The fastest computer I own can validate the 49K dictionary in about 45 seconds.
The laptop computer I took with me on my programmer retreat (i7-6500U Skylake U/Y @ 2.6 GHz - 2 real cores) took 30 seconds just to do the words that start with 'a'. In fact, my early benchmarks were based on the time it took to validate the words that started with 'a', because I didn't want to test the whole dictionary.
Looking back at my notes I see I had a single core version in Go when I started on the trip (i.e., no goroutines) and one of the first goals was to parallelize it, which I did, and which cut test time in half on that machine. The entire validation pass in parallel is almost three minutes. Yech!
I never tried the 370K dictionary. That would have taken forever!
For <reasons> I had some AWS credits burning a hole in my pocket (they expired last Dec 31, 2022). It was time to "finish" this project! (Nothing is ever finished, right?) This motivated me to use the fastest AWS machine I could find for fast iteration. That was a r6i.32xlarge which could validate the entire dictionary in 7 seconds but also cost $8.00 / hour. This was a great boost to productivity! 99% of the time I was using one core of this beast (in VIM) but when I wanted to test, my results just popped right up in seconds! And I could test the 370K dictionary. So while using this expensive machine was overall inefficient it was highly effective, and effectiveness matters more!

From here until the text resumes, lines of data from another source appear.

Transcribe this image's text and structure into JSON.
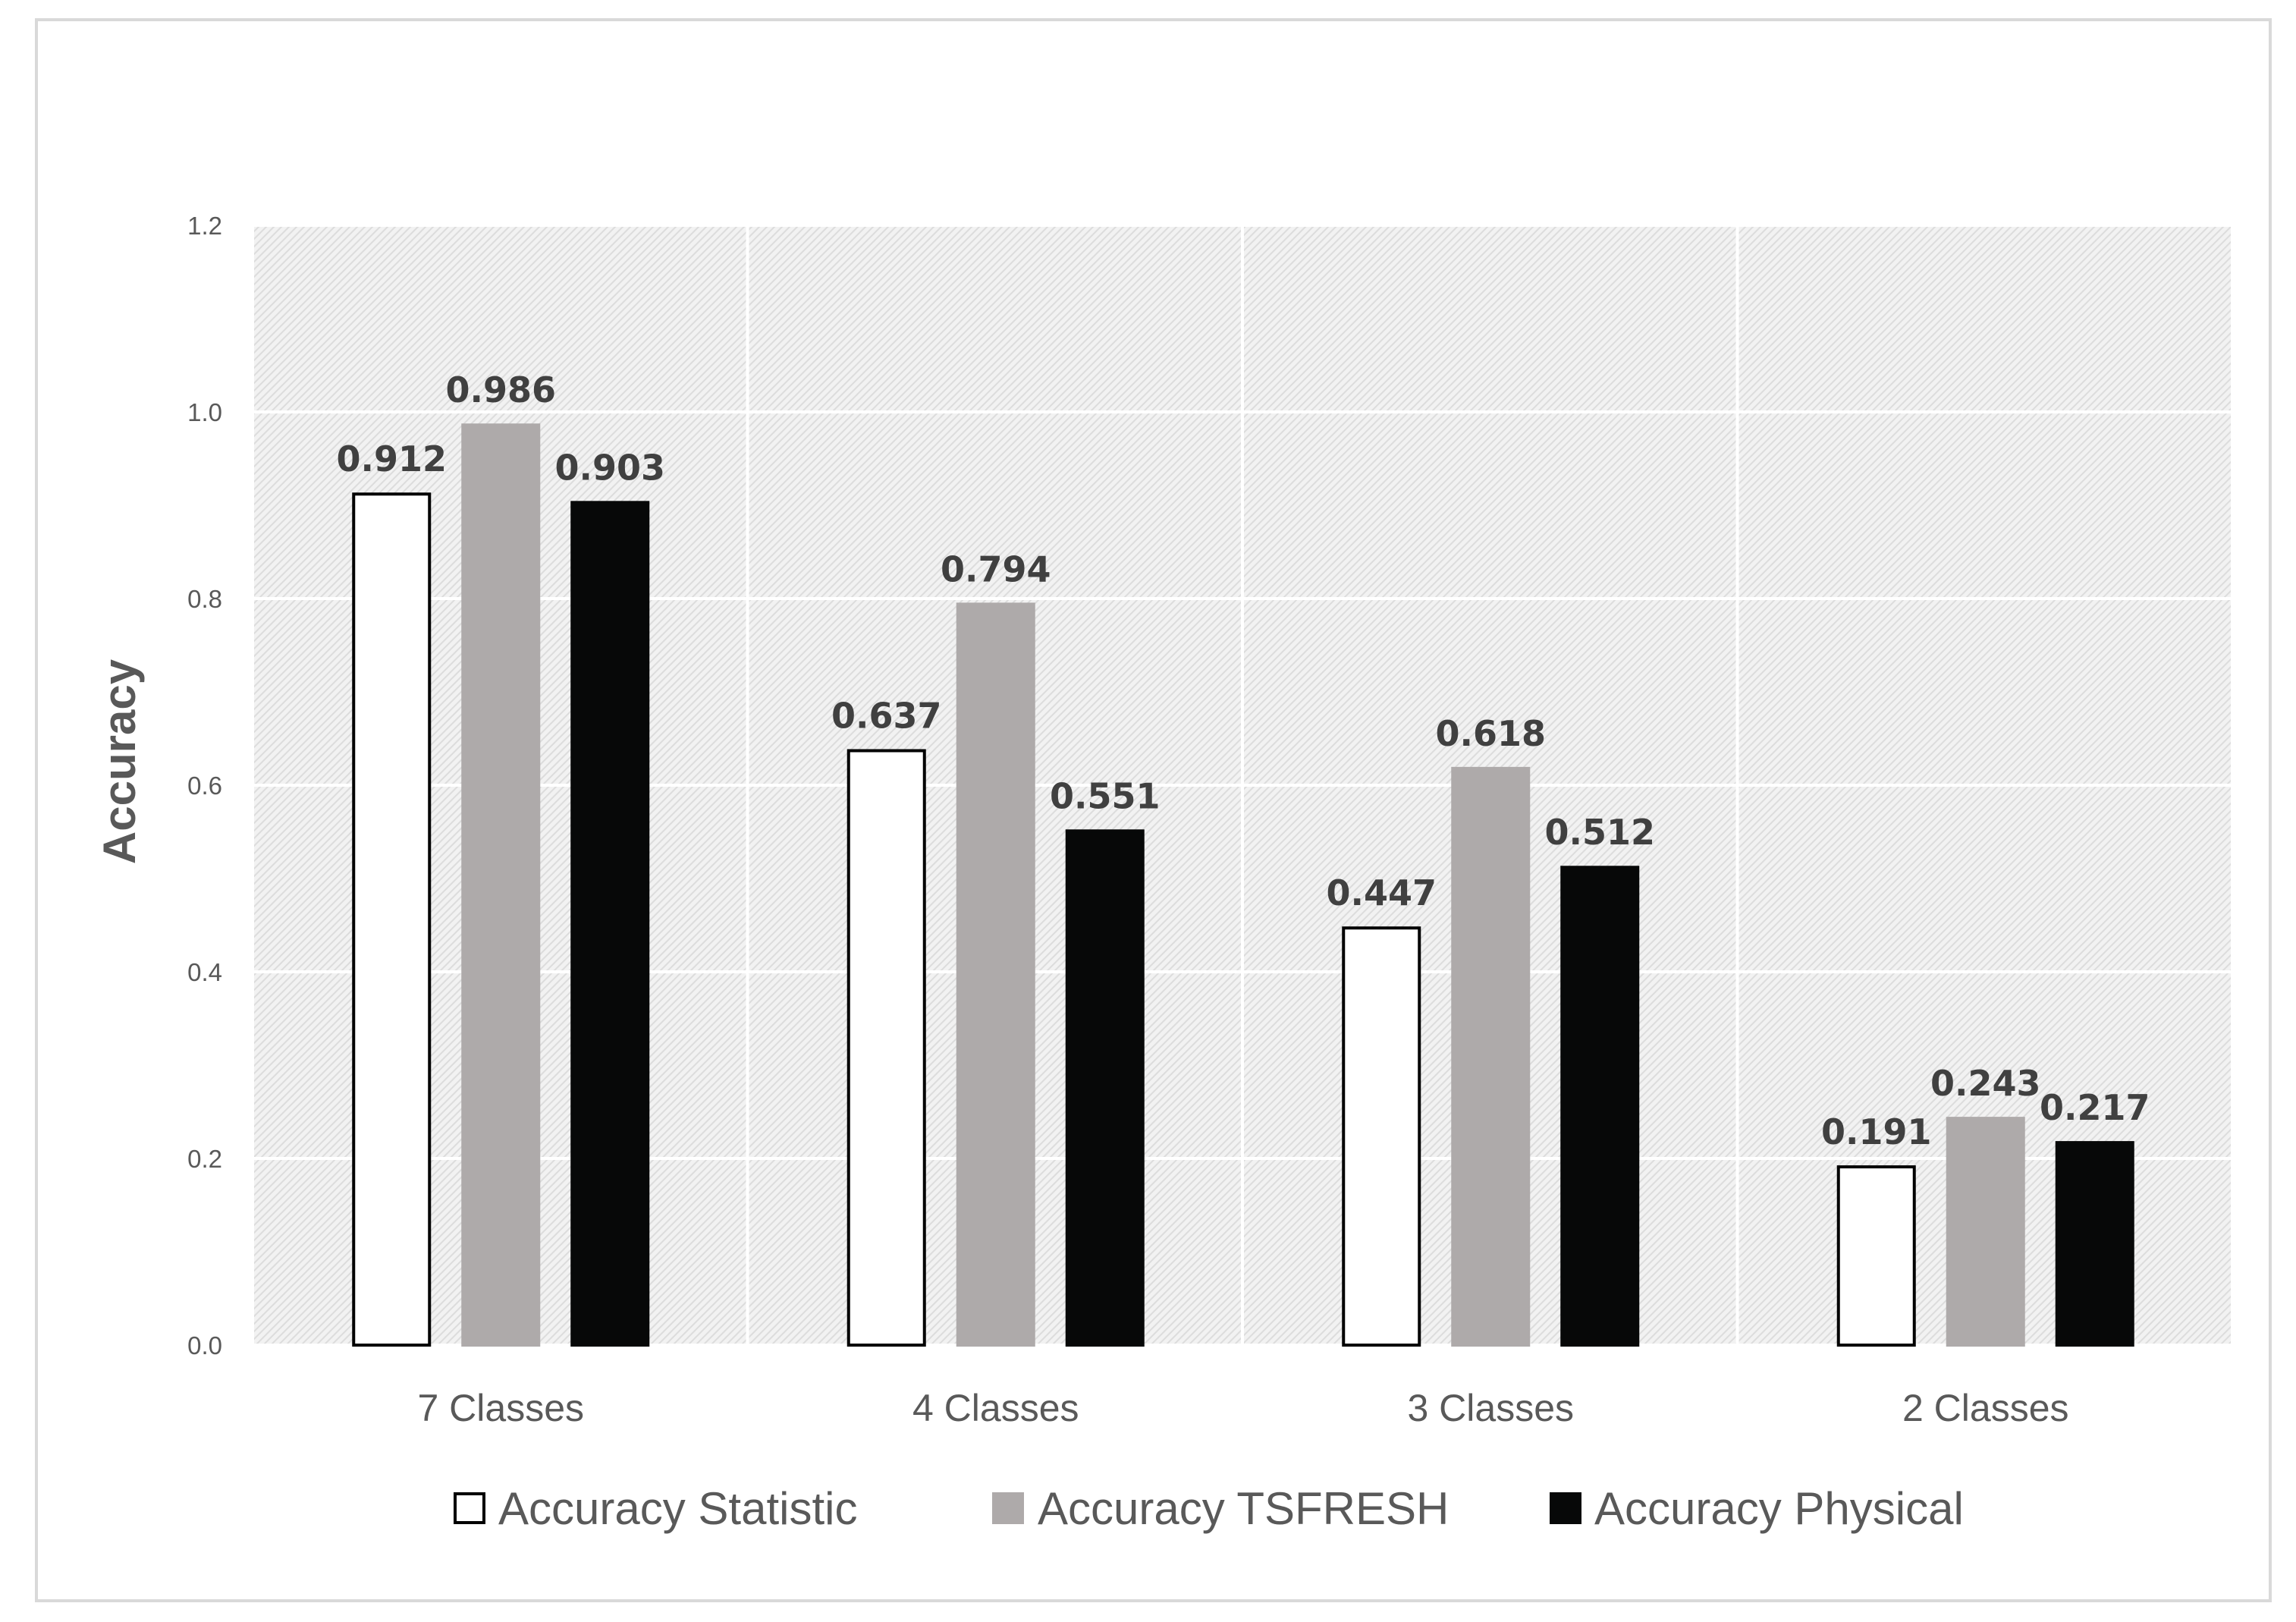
{
  "chart_data": {
    "type": "bar",
    "title": "",
    "xlabel": "",
    "ylabel": "Accuracy",
    "ylim": [
      0,
      1.2
    ],
    "yticks": [
      "0.0",
      "0.2",
      "0.4",
      "0.6",
      "0.8",
      "1.0",
      "1.2"
    ],
    "ytick_values": [
      0,
      0.2,
      0.4,
      0.6,
      0.8,
      1.0,
      1.2
    ],
    "categories": [
      "7 Classes",
      "4 Classes",
      "3 Classes",
      "2 Classes"
    ],
    "series": [
      {
        "name": "Accuracy Statistic",
        "color": "#ffffff",
        "stroke": "#000000",
        "values": [
          0.912,
          0.637,
          0.447,
          0.191
        ],
        "labels": [
          "0.912",
          "0.637",
          "0.447",
          "0.191"
        ]
      },
      {
        "name": "Accuracy TSFRESH",
        "color": "#aeaaaa",
        "stroke": "#aeaaaa",
        "values": [
          0.986,
          0.794,
          0.618,
          0.243
        ],
        "labels": [
          "0.986",
          "0.794",
          "0.618",
          "0.243"
        ]
      },
      {
        "name": "Accuracy Physical",
        "color": "#070808",
        "stroke": "#070808",
        "values": [
          0.903,
          0.551,
          0.512,
          0.217
        ],
        "labels": [
          "0.903",
          "0.551",
          "0.512",
          "0.217"
        ]
      }
    ],
    "grid": true,
    "legend_position": "bottom"
  }
}
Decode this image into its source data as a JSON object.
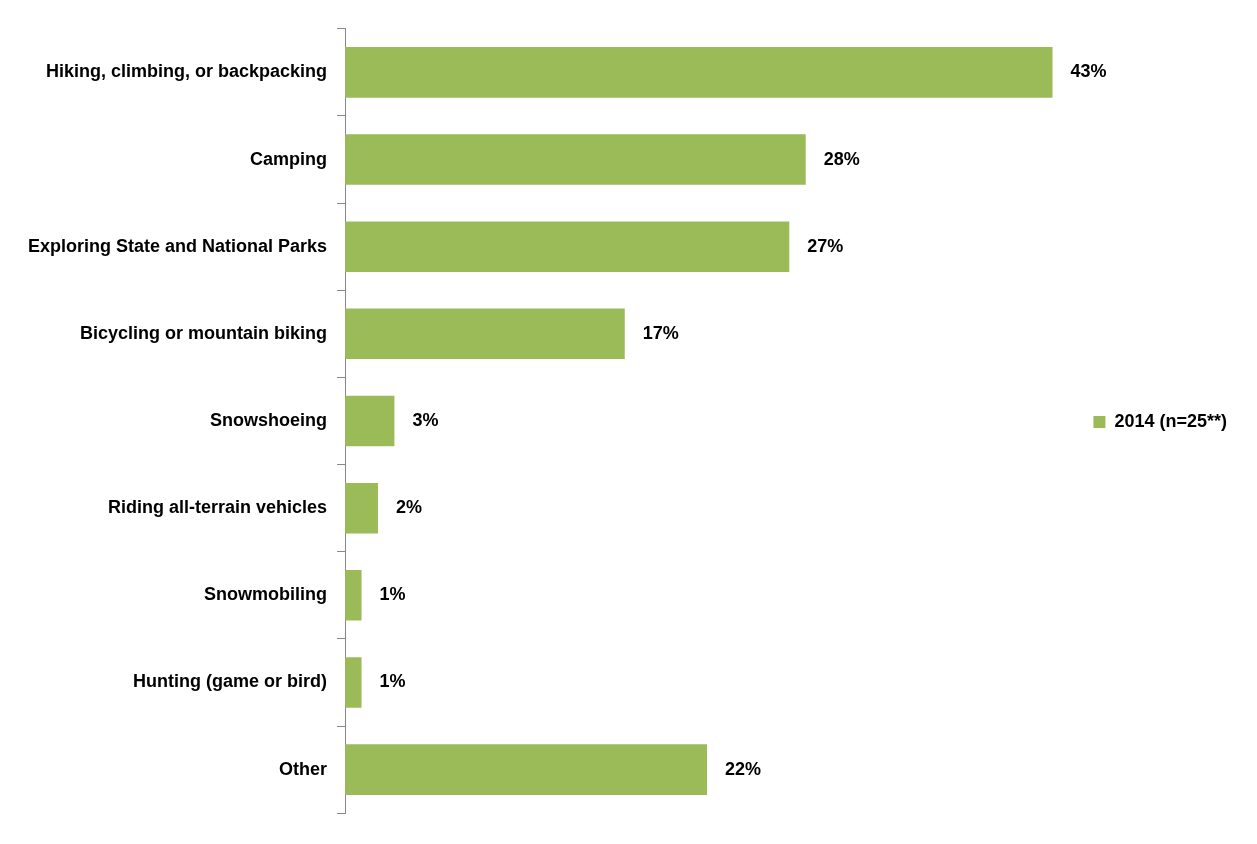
{
  "chart_data": {
    "type": "bar",
    "orientation": "horizontal",
    "categories": [
      "Hiking, climbing, or backpacking",
      "Camping",
      "Exploring State and National Parks",
      "Bicycling or mountain biking",
      "Snowshoeing",
      "Riding all-terrain vehicles",
      "Snowmobiling",
      "Hunting (game or bird)",
      "Other"
    ],
    "series": [
      {
        "name": "2014 (n=25**)",
        "color": "#9bbb59",
        "values": [
          43,
          28,
          27,
          17,
          3,
          2,
          1,
          1,
          22
        ],
        "value_labels": [
          "43%",
          "28%",
          "27%",
          "17%",
          "3%",
          "2%",
          "1%",
          "1%",
          "22%"
        ]
      }
    ],
    "legend": "right"
  }
}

As the end of year 2022 was approaching, I realized Graviton 3 had been released (I had still thought it was in preview). I switched to the biggest Graviton 3 machine which is only a bit over $2.00 / hour to rent. Those are hobbyist rates! (I mean, not if you leave it on all the time, but people spend way more on hobbies than $2.00 / hour.)
So 4x in savings right there. And it validates the 49K dictionary in ... 6 seconds. The 370K dictionary takes 6 1/2 minutes on the Graviton 3 64 core.
I love Graviton. No hyperthreading! Cheap! Available!
Another benefit of fast iteration was I saw a pattern that was too grumpy to see while sitting around waiting for my own computer. It's obvious in retrospect, but the way forward is to have a list of 30 words - the 12 that don't fully resolve to themselves and a two dozen more as a test case. That test would run in not-measurable-time me thinks. So that's on the table for the future. Then if that test fails run the whole thing (if necessary) to figure out the issue.
The current benchmarks based on go 1.18.6 are here: https://github.com/Above-the-Garage/spwnnmark
Gus who lives at the house where I had my programming retreat. He doesn't like hyperthreading either.